Recipe by plantfreek
I've chosen to submit this recipe because the recipes found on this website for loosemeats, and on other websites, are not the original recipe. The loosemeat was created in 1924 at Ye Old Tavern-now Gus' Family Restaurant on 14th and Jackson St. in Sioux City, Iowa. Nowadays you will find the original sandwich served at Bob's Drive Inn on Hwy 75, LeMars, Iowa just a mile or so out of Sioux City, at The Tastee Inn and Out, on Gordon Drive and at Miles Inn on Leech Ave. among others. If you see a recipe for loosemeats that contains tomato juice-run! A loosemeat is a sloppy joe without the slop-so stay away from anything tomato-ey please! These little sandwiches are great for football parties, slumber parties, with a cold beer on a sunny summer day, or just anytime you want a real taste of Americana cooking that takes just a few minutes with very little cleanup. These are typical Iowa tavern fare. I loved these sandwiches so much when I was a kid and one day I ran into my Grandma's tavern and asked for my usual "tavern". They always came served with a thin sheet of restaurant paper under them. I was so eager I ate my sandwich half way gone before I realized I was eating the paper too:-) After cooking these in the kitchen they were transferred to a portable steamer. This is the original recipe for the little dudes that were served in the Midwest. I cannot account for changes or differences in flavor for other regions of the country, east or west. I learned to make my Grandma's version when I came to spend summers with her in Sioux City between 1958-65. She's the reason I've become a diehard foodie, a "from scratch" cook. My Grandma was a fearless woman who wasn't afraid to tread in unfamiliar waters. In so many ways food brings people together. I had no idea these little sandwiches would be so loved and bring such happiness to people. I've been so touched by the messages I've received from folks who've tried this recipe and then shared their memories w/me! Thanks!! And thank you Recipezaar for creating a place for us to come together and share with each other!
Top Review by SloppyJoe
YUMMM!! I don't remember how I came across this recipe but I am SO glad I did! Made as directed, including using the cast iron skillet, but didn't have any hamburger buns so I toasted some bread. I learned a little trick from Zaar Chef Evelyn/Athens about browning ground meat and it's the only way I do it now. When you think it's brown enough, cook another 5 minutes. When you think that's done, brown another 1-2 minutes. It gets the meat so carmelized and tastey, just like the crispy edges of a real diner burger. The combination of carmelized meat and the sauce was excellent topped with mustard and pickle. Can't wait to get some hamburger buns and do it again!!

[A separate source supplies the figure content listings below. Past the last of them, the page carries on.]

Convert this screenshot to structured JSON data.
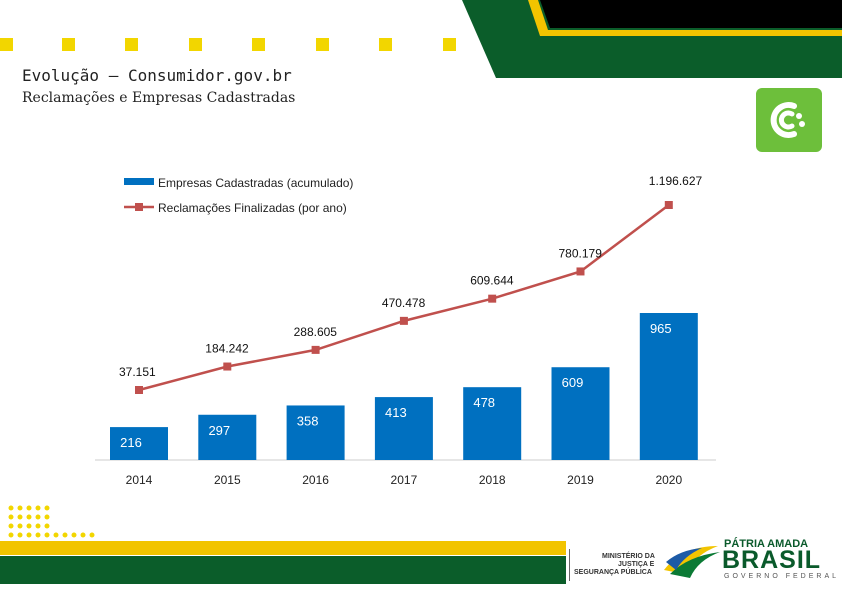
{
  "header": {
    "title": "Evolução – Consumidor.gov.br",
    "subtitle": "Reclamações e Empresas Cadastradas"
  },
  "colors": {
    "bars": "#0070c0",
    "line": "#c0504d",
    "accent_yellow": "#f2c400",
    "brand_green": "#0b5d2a",
    "app_green": "#6dbf3b"
  },
  "icons": [
    "consumidor-gov-logo-icon",
    "brazil-flag-icon"
  ],
  "chart_data": {
    "type": "bar",
    "categories": [
      "2014",
      "2015",
      "2016",
      "2017",
      "2018",
      "2019",
      "2020"
    ],
    "series": [
      {
        "name": "Empresas Cadastradas (acumulado)",
        "type": "bar",
        "values": [
          216,
          297,
          358,
          413,
          478,
          609,
          965
        ],
        "labels": [
          "216",
          "297",
          "358",
          "413",
          "478",
          "609",
          "965"
        ]
      },
      {
        "name": "Reclamações Finalizadas (por ano)",
        "type": "line",
        "values": [
          37151,
          184242,
          288605,
          470478,
          609644,
          780179,
          1196627
        ],
        "labels": [
          "37.151",
          "184.242",
          "288.605",
          "470.478",
          "609.644",
          "780.179",
          "1.196.627"
        ]
      }
    ],
    "legend_position": "top-left",
    "grid": false
  },
  "footer": {
    "ministry_lines": [
      "MINISTÉRIO DA",
      "JUSTIÇA E",
      "SEGURANÇA PÚBLICA"
    ],
    "brand_top": "PÁTRIA AMADA",
    "brand_main": "BRASIL",
    "brand_bottom": "GOVERNO FEDERAL"
  }
}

- 1 lb of real good ground chuck or 1 lb ground beef round or 1 lb ground sirloin
- 1 tablespoon fat like lard (if meat is round or sirloin) or 1 tablespoon Crisco (if meat is round or sirloin)

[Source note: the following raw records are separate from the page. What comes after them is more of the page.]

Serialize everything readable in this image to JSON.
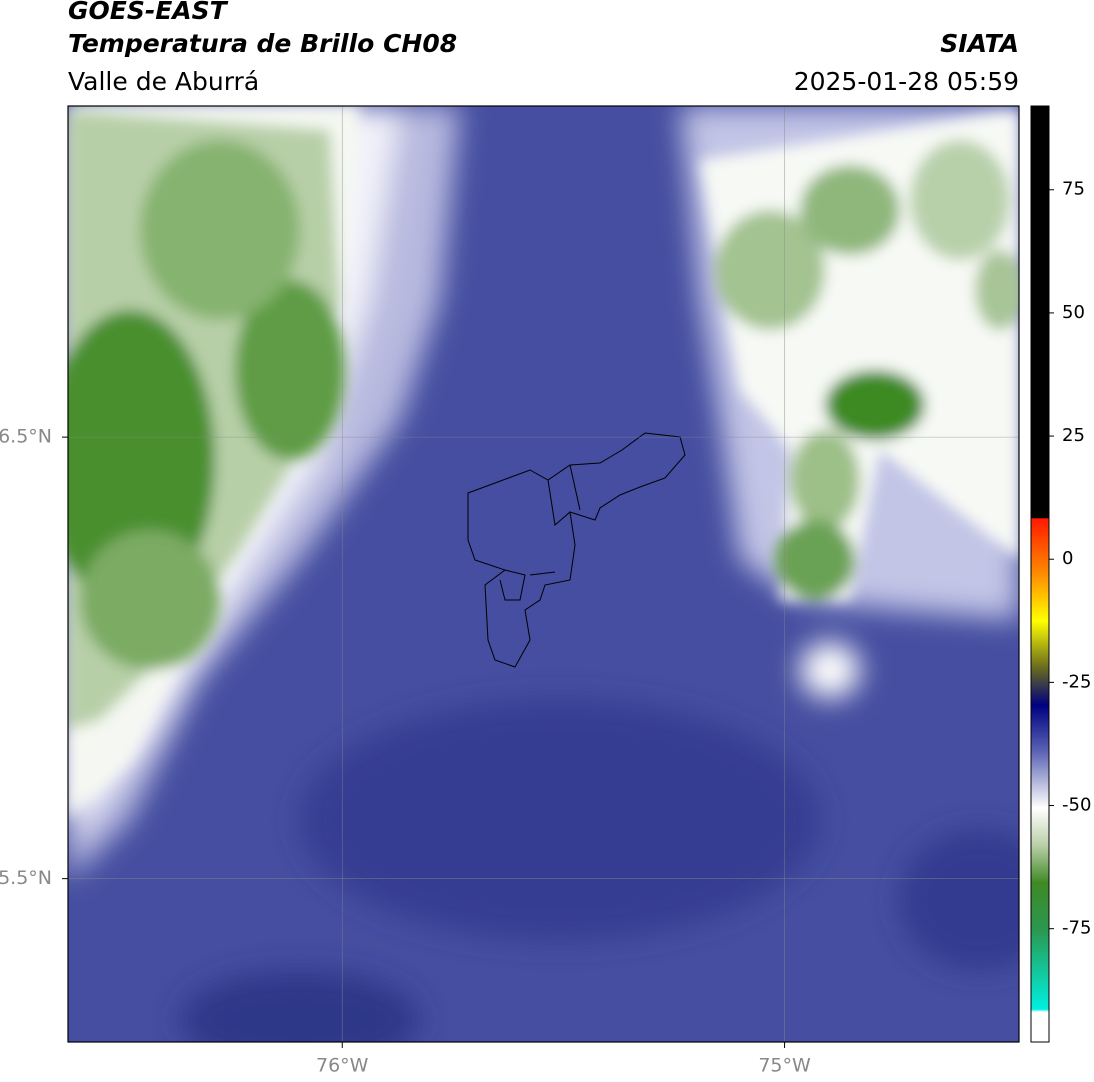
{
  "header": {
    "title": "GOES-EAST",
    "subtitle": "Temperatura de Brillo CH08",
    "region": "Valle de Aburrá",
    "source": "SIATA",
    "datetime": "2025-01-28 05:59"
  },
  "map": {
    "lonlim": [
      -76.62,
      -74.47
    ],
    "latlim": [
      5.13,
      7.25
    ],
    "lonticks": [
      {
        "value": -76,
        "label": "76°W"
      },
      {
        "value": -75,
        "label": "75°W"
      }
    ],
    "latticks": [
      {
        "value": 6.5,
        "label": "6.5°N"
      },
      {
        "value": 5.5,
        "label": "5.5°N"
      }
    ],
    "grid": true
  },
  "colorbar": {
    "lim": [
      -98,
      92
    ],
    "ticks": [
      75,
      50,
      25,
      0,
      -25,
      -50,
      -75
    ]
  }
}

- 2 teaspoons salt, just enough to lightly cover bottom of your skillet
- 1 onion, chopped fine
- 1 tablespoon prepared yellow mustard
- 1 tablespoon vinegar
- 1 tablespoon sugar
- water, to cover
- salt and pepper, to taste
Directions See How It's Made
- Get out a cast iron skillet-they are the best for loosemeats-or other kind if you have no iron skillet.

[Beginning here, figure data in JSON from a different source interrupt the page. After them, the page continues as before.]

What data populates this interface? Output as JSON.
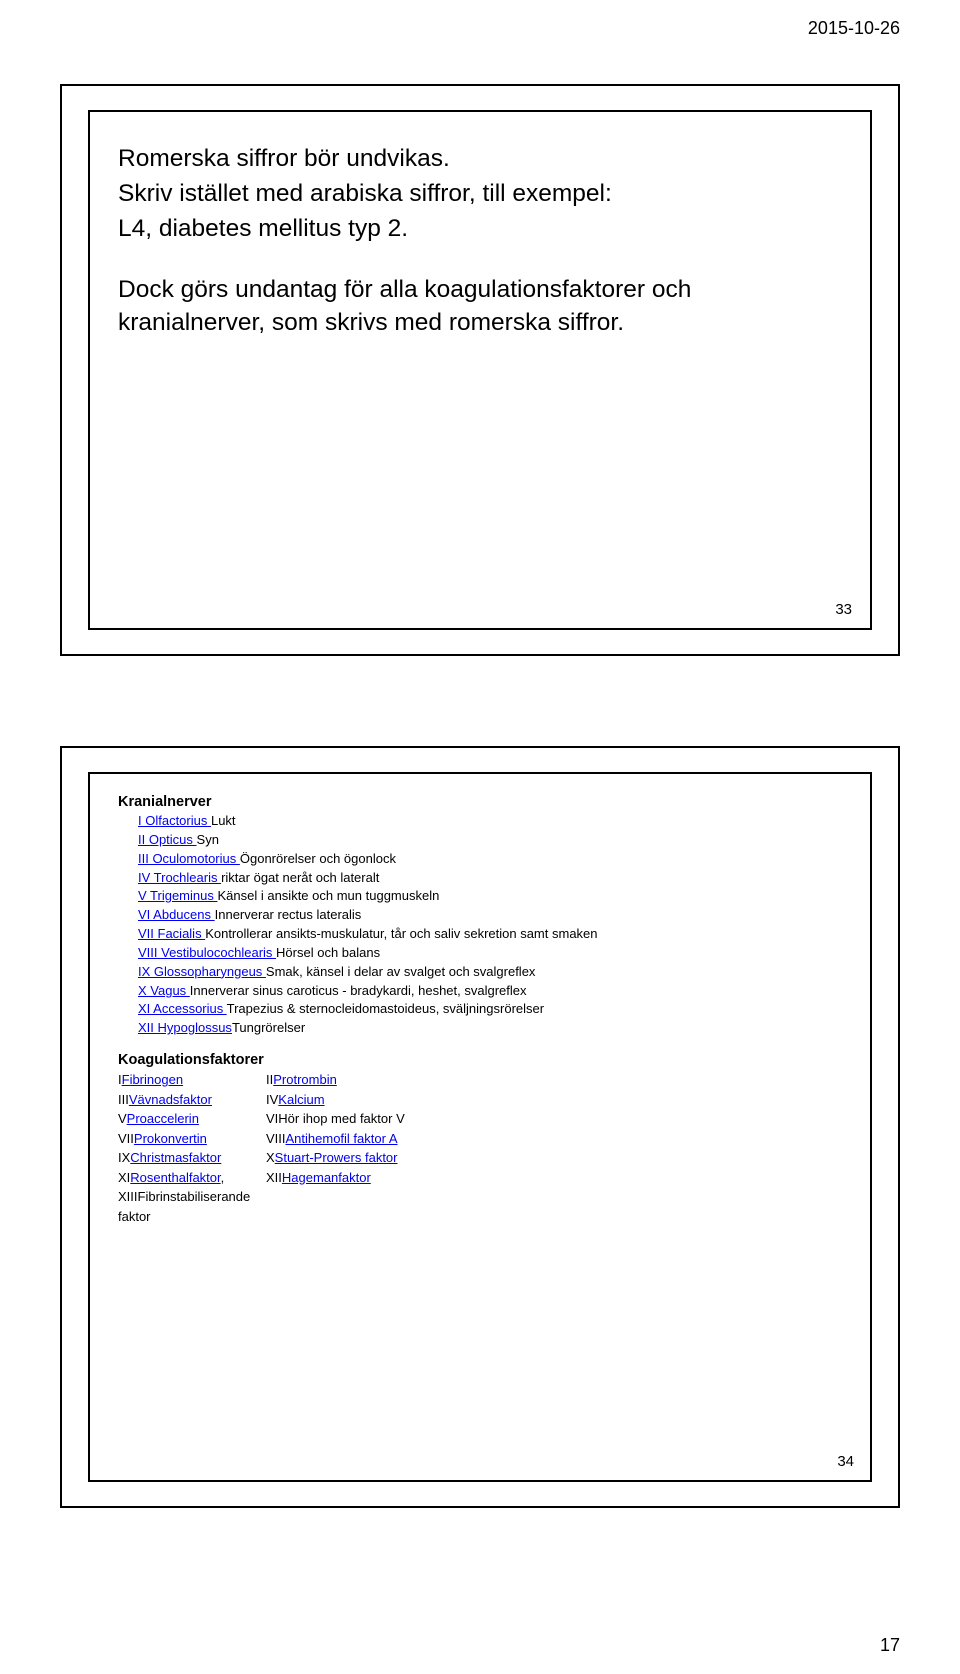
{
  "header": {
    "date": "2015-10-26"
  },
  "page_number": "17",
  "slide1": {
    "p1": "Romerska siffror bör undvikas.",
    "p2": "Skriv istället med arabiska siffror, till exempel:",
    "p3": "L4, diabetes mellitus typ 2.",
    "p4": "Dock görs undantag för alla koagulationsfaktorer och kranialnerver, som skrivs med romerska siffror.",
    "num": "33"
  },
  "slide2": {
    "num": "34",
    "cranial_heading": "Kranialnerver",
    "cranial": [
      {
        "link": "I Olfactorius ",
        "desc": "Lukt"
      },
      {
        "link": "II Opticus ",
        "desc": "Syn"
      },
      {
        "link": "III Oculomotorius ",
        "desc": "Ögonrörelser och ögonlock"
      },
      {
        "link": "IV Trochlearis ",
        "desc": " riktar ögat neråt och lateralt"
      },
      {
        "link": "V Trigeminus ",
        "desc": "Känsel i ansikte och mun tuggmuskeln"
      },
      {
        "link": "VI Abducens ",
        "desc": "Innerverar rectus lateralis"
      },
      {
        "link": "VII Facialis ",
        "desc": "Kontrollerar ansikts-muskulatur, tår och saliv sekretion samt smaken"
      },
      {
        "link": "VIII Vestibulocochlearis ",
        "desc": "Hörsel och balans"
      },
      {
        "link": "IX Glossopharyngeus ",
        "desc": "Smak, känsel i delar av svalget och svalgreflex"
      },
      {
        "link": "X Vagus ",
        "desc": "Innerverar sinus caroticus - bradykardi, heshet, svalgreflex"
      },
      {
        "link": "XI Accessorius ",
        "desc": "Trapezius & sternocleidomastoideus, sväljningsrörelser"
      },
      {
        "link": "XII Hypoglossus",
        "desc": "Tungrörelser"
      }
    ],
    "coag_heading": "Koagulationsfaktorer",
    "coag": [
      {
        "l": {
          "pre": "I",
          "link": "Fibrinogen"
        },
        "r": {
          "pre": "II",
          "link": "Protrombin"
        }
      },
      {
        "l": {
          "pre": "III",
          "link": "Vävnadsfaktor"
        },
        "r": {
          "pre": "IV",
          "link": "Kalcium"
        }
      },
      {
        "l": {
          "pre": "V",
          "link": "Proaccelerin"
        },
        "r": {
          "pre": "VI",
          "plain": "Hör ihop med faktor V"
        }
      },
      {
        "l": {
          "pre": "VII",
          "link": "Prokonvertin"
        },
        "r": {
          "pre": "VIII",
          "link": "Antihemofil faktor A"
        }
      },
      {
        "l": {
          "pre": "IX",
          "link": "Christmasfaktor"
        },
        "r": {
          "pre": "X",
          "link": "Stuart-Prowers faktor"
        }
      },
      {
        "l": {
          "pre": "XI",
          "link": "Rosenthalfaktor",
          "suffix": ","
        },
        "r": {
          "pre": "XII",
          "link": "Hagemanfaktor"
        }
      },
      {
        "l": {
          "pre": "XIII",
          "plain": "Fibrinstabiliserande faktor"
        }
      }
    ]
  }
}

- Melt fat over medium heat and lightly salt bottom of skillet.
- Break ground beef up in skillet and start crumbling it with the back of a wooden spoon-this is very important-the meat must end up being cooked up into small crumbles.
- Add chopped onion while browning meat.
- Keep working with the back of spoon to break up meat.
- When meat is browned, drain off any fat and return meat to skillet.
- Add mustard, vinegar, sugar, and just enough water to barely cover meat in the pan.
- Cook, at a simmer, till water is all cooked out-between 15-20 minutes.
- Adjust salt and pepper to taste.
- Heat your hamburger buns-they're traditionally steamed for loosemeats-I like mine toasted lightly-do it the way you like it.
- When buns are warm, put yellow mustard on them and add some dill pickle slices-I put on lots!
- *If you start changing this recipe and using things like olive oil for the fat and Dijon or honey mustard for the yellow mustard, you will not get the traditional yummy taste of a loosemeat sandwich.
- Likewise, don't add any liquid smoke or Worcestershire sauce.
- Make them just like this the first time so you can sample the simplicity of this famous Midwestern treat.
- If you want to start making changes after that by all means do so but I'd like you to taste the original recipe at least once.
- Serve with homemade potato salad and chips or with my Easy Cheesy Potato recipe.